Kalshi a également révélé qu’il enquêtait sur d’autres incidents possibles de délit d’initié, sur la base de conseils et de situations dans lesquels les habitudes de pari d’un utilisateur semblaient suspectes.

Fin mars, la société a également annoncé « de nouvelles barrières technologiques qui empêchent de manière préventive les politiciens, les athlètes et d’autres personnes concernées d’effectuer des transactions sur certains marchés politiques et sportifs ».

Ces mesures semblent, d’une part, être une tentative de Kalshi de se positionner comme étant plus axé sur la conformité que son rival Polymarket, qui s’est retiré des États-Unis en 2022 après s’être heurté à la Commodity Futures Trading Commission. (Polymarket a depuis acquis une société américaine agréée qui lui permettra de rentrer dans le pays.)

De son côté, Polymarket a publié fin mars des « règles renforcées d’intégrité du marché » pour prévenir les délits d’initiés, décrivant trois formes de comportements interdits : le trading sur des informations confidentielles volées, le trading sur des conseils illégaux et les paris de ceux qui sont en mesure de déterminer le résultat d’un pari.

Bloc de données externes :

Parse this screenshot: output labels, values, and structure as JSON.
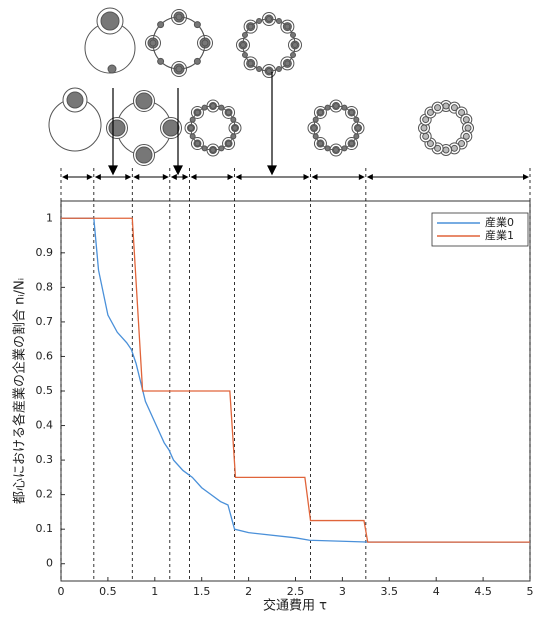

Toutes ces annonces coïncident avec les législateurs et les régulateurs, qui ont d’abord semblé surpris par la montée soudaine des marchés de prédiction, et se sont récemment engagés à sévir contre les délits d’initiés.

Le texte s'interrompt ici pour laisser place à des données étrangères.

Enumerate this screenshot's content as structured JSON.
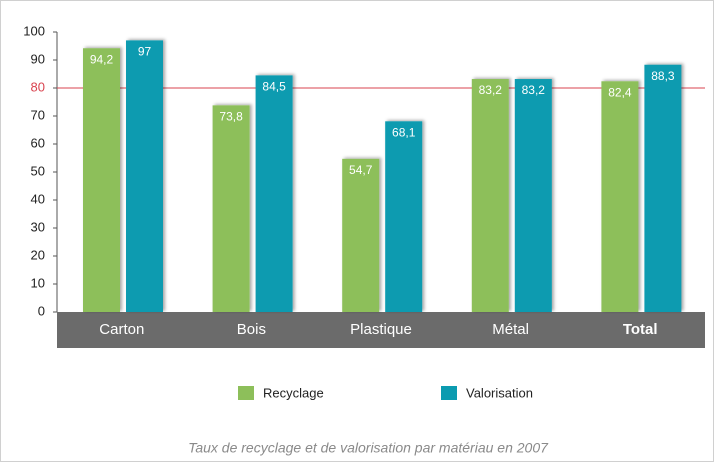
{
  "chart_data": {
    "type": "bar",
    "categories": [
      "Carton",
      "Bois",
      "Plastique",
      "Métal",
      "Total"
    ],
    "category_bold": [
      false,
      false,
      false,
      false,
      true
    ],
    "series": [
      {
        "name": "Recyclage",
        "color": "#8dbf5a",
        "values": [
          94.2,
          73.8,
          54.7,
          83.2,
          82.4
        ],
        "value_labels": [
          "94,2",
          "73,8",
          "54,7",
          "83,2",
          "82,4"
        ]
      },
      {
        "name": "Valorisation",
        "color": "#0b9bb0",
        "values": [
          97,
          84.5,
          68.1,
          83.2,
          88.3
        ],
        "value_labels": [
          "97",
          "84,5",
          "68,1",
          "83,2",
          "88,3"
        ]
      }
    ],
    "ylim": [
      0,
      100
    ],
    "yticks": [
      0,
      10,
      20,
      30,
      40,
      50,
      60,
      70,
      80,
      90,
      100
    ],
    "reference_line": {
      "value": 80,
      "color": "#d9434f"
    },
    "caption": "Taux de recyclage et de valorisation par matériau en 2007"
  }
}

Cette réponse comprenait un discours mardi du nouveau responsable de l’application des lois de la CFTC, qui a déclaré qu’« il existe un mythe dans les médias grand public et sur les réseaux sociaux selon lequel la loi sur les délits d’initiés ne s’applique pas aux marchés de prédiction.

Pendant ce temps, le ministère de la Justice enquêterait sur les échanges commerciaux liés à la capture du Venezuela. Bien qu’elle n’ait pas commenté des paris spécifiques, un porte-parole de l’agence a déclaré à CNN qu’un certain nombre de lois existantes, notamment celles liées aux délits d’initiés, aux lois anti-blanchiment d’argent, à la manipulation commerciale et à la fraude, s’appliquaient à un « large éventail d’activités observées ».

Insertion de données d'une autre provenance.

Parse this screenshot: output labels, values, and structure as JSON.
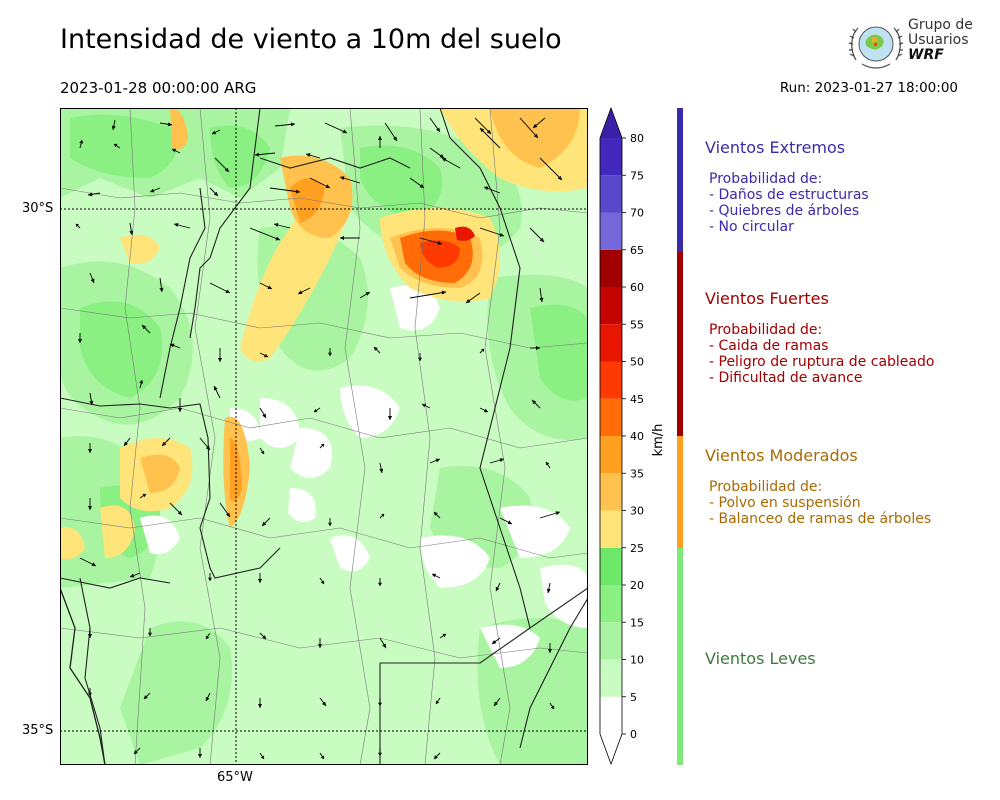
{
  "header": {
    "title": "Intensidad de viento a 10m del suelo",
    "valid_time": "2023-01-28 00:00:00 ARG",
    "run": "Run: 2023-01-27 18:00:00"
  },
  "logo": {
    "line1": "Grupo de",
    "line2": "Usuarios",
    "line3": "WRF"
  },
  "map": {
    "lat_labels": [
      "30°S",
      "35°S"
    ],
    "lon_label": "65°W"
  },
  "colorbar": {
    "unit": "km/h",
    "ticks": [
      "0",
      "5",
      "10",
      "15",
      "20",
      "25",
      "30",
      "35",
      "40",
      "45",
      "50",
      "55",
      "60",
      "65",
      "70",
      "75",
      "80"
    ],
    "colors": [
      "#ffffff",
      "#c8fcc0",
      "#a8f4a0",
      "#8af082",
      "#6ee868",
      "#ffe47a",
      "#ffc24e",
      "#ffa020",
      "#ff6c08",
      "#ff3a00",
      "#e81600",
      "#c40400",
      "#a00000",
      "#7566da",
      "#5a48cc",
      "#4228bc"
    ],
    "extend_max_color": "#3a20a8"
  },
  "categories": [
    {
      "name": "Vientos Extremos",
      "color": "#3a2aa8",
      "details": [
        "Probabilidad de:",
        "- Daños de estructuras",
        "- Quiebres de árboles",
        "- No circular"
      ]
    },
    {
      "name": "Vientos Fuertes",
      "color": "#a00000",
      "details": [
        "Probabilidad de:",
        "- Caida de ramas",
        "- Peligro de ruptura de cableado",
        "- Dificultad de avance"
      ]
    },
    {
      "name": "Vientos Moderados",
      "color": "#a86a00",
      "details": [
        "Probabilidad de:",
        "- Polvo en suspensión",
        "- Balanceo de ramas de árboles"
      ]
    },
    {
      "name": "Vientos Leves",
      "color": "#3c7a3c",
      "details": []
    }
  ],
  "category_bar_colors": [
    "#3a2aa8",
    "#a00000",
    "#ffa020",
    "#7ee878"
  ]
}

Les récentes controverses sur les délits d’initiés ont également conduit plus de 40 démocrates à la Chambre et au Sénat, organisés par la sénatrice Elizabeth Warren (Démocrate du Mass.), à envoyer une lettre aux principaux régulateurs et responsables de l’éthique pour demander une formation sur le fonctionnement des marchés de prédiction.

Jusqu’à présent, les Républicains sont restés largement silencieux sur la question. Le porte-parole de la Maison Blanche, Kush Desai, a récemment déclaré que « tous les employés fédéraux sont soumis aux directives éthiques du gouvernement qui interdisent l’utilisation d’informations non publiques à des fins financières », mais a rejeté comme infondée toute accusation selon laquelle des membres de l’administration auraient fait des paris inappropriés.